February is almost here and brings with it the widely observed annual celebration of the achievements of African Americans. Black History Month (also known as African American History Month) reminds us of the significant and often-overlooked role blacks have played in our national saga. Since 1976, every U.S. president has officially designated this month accordingly. In addition to receiving official recognition from governments in the United States and Canada, it has more recently been observed in Ireland, the Netherlands, and the United Kingdom.

Leutze and Liberty

Aficionados of Washington’s legendary Delaware River crossing know the essential role played by Colonel John Glover’s Marblehead Regiment from Massachusetts, whose seafaring men included black soldiers recruited from among Glover’s neighbors. Indeed, Emanuel Leutze’s iconic 1851 painting, Washington Crossing the Delaware (shown above)—while notoriously inaccurate in many respects—is absolutely correct from a metaphorical standpoint in placing a dark-skinned Marbleheader in the same boat as Washington—and next to him, no less.
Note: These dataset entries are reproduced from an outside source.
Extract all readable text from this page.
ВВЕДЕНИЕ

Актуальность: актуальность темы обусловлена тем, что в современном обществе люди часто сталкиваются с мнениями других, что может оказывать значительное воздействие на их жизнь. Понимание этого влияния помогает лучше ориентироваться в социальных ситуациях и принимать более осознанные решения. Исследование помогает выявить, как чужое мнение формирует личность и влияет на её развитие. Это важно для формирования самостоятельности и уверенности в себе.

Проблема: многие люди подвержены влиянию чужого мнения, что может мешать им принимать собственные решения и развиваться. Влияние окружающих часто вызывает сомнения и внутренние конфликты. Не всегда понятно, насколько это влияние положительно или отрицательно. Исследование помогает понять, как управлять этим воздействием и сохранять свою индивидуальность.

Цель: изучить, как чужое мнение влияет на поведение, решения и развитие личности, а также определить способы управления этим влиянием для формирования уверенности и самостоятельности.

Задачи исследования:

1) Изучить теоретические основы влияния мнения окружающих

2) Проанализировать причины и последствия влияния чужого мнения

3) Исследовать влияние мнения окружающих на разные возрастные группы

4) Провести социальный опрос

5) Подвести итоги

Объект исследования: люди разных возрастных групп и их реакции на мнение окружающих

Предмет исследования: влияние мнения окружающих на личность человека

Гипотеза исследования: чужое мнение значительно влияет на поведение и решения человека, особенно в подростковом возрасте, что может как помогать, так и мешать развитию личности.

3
The symbolism inherent in this gesture emphatically conveyed the artist’s belief that the American Revolution represented a harbinger of liberty for ALL people.

They Were There

In her recent work, Standing in Their Own Light: African American Patriots in the American Revolution (University of Oklahoma Press, 2017), historian Judith Van Buskirk has made an important contribution to the Revolutionary War literature with her revealing account of the effort made by African American soldiers in our struggle for independence. Although this story has been chronicled in earlier works, the service and sacrifice of these soldiers is still largely unrecognized among the general public. The exploits of these men are a memorable testament to their bravery and zeal for freedom that sharply contrasts with the founders’ failure to extend their crusade for liberty to the slaves who existed in every North American colony in the 1770s.

African American soldiers could be found in the Continental army throughout the war. In his journal entry of September 2, 1776, Ambrose Serle, secretary to Britain’s Admiral Richard Lord Howe, observed that the rebel combatants facing the Crown’s forces in New York included “Old men of 60, Boys of 14, and Blacks of all ages.” Flash forward  to the climactic siege of Lord Charles Cornwallis’s army at Yorktown, Virginia, on October 14, 1781, and among the Continental soldiers storming the British-held Redoubt 10 were the black soldiers of the 1st Rhode Island Regiment.

Bottom Line

African Americans fought on both sides, but they accounted for about five percent of those serving in the Continental ranks throughout the war and a larger percentage than that among Northern units. Some of them were free men and some sought to escape our most infamous institution by substituting for a slave master who promised to free them in exchange for their military service—a promise not always honored. Indeed, the Continental army should be celebrated as the first integrated national institution in the United States, as much as for any other reason.

Perhaps Henry Wiencek provides the most succinct and cogent explanation for the role played by these soldiers. In his notable work, An Imperfect God: George Washington, His Slaves, and the Creation of America (Farrar, Straus and Giroux, 2003), he observes that the commander-in-chief needed them for one very simple but compelling reason: white enlistment was precarious (p. 215).

It is at least arguable that the contribution of African Americans to what Washington termed the “Glorious Cause” of American independence impacted his thinking about slavery in the years following the Revolution such that he ultimately determined to free his slaves (the only slaveholder among the founding fathers to do so)—albeit by a provision in his will to take effect upon his wife Martha’s death. In other words, the man who can lay greatest claim to being indispensable in the struggle for young America’s right to rule itself understood at some level the extent to which black soldiers mattered in that enterprise.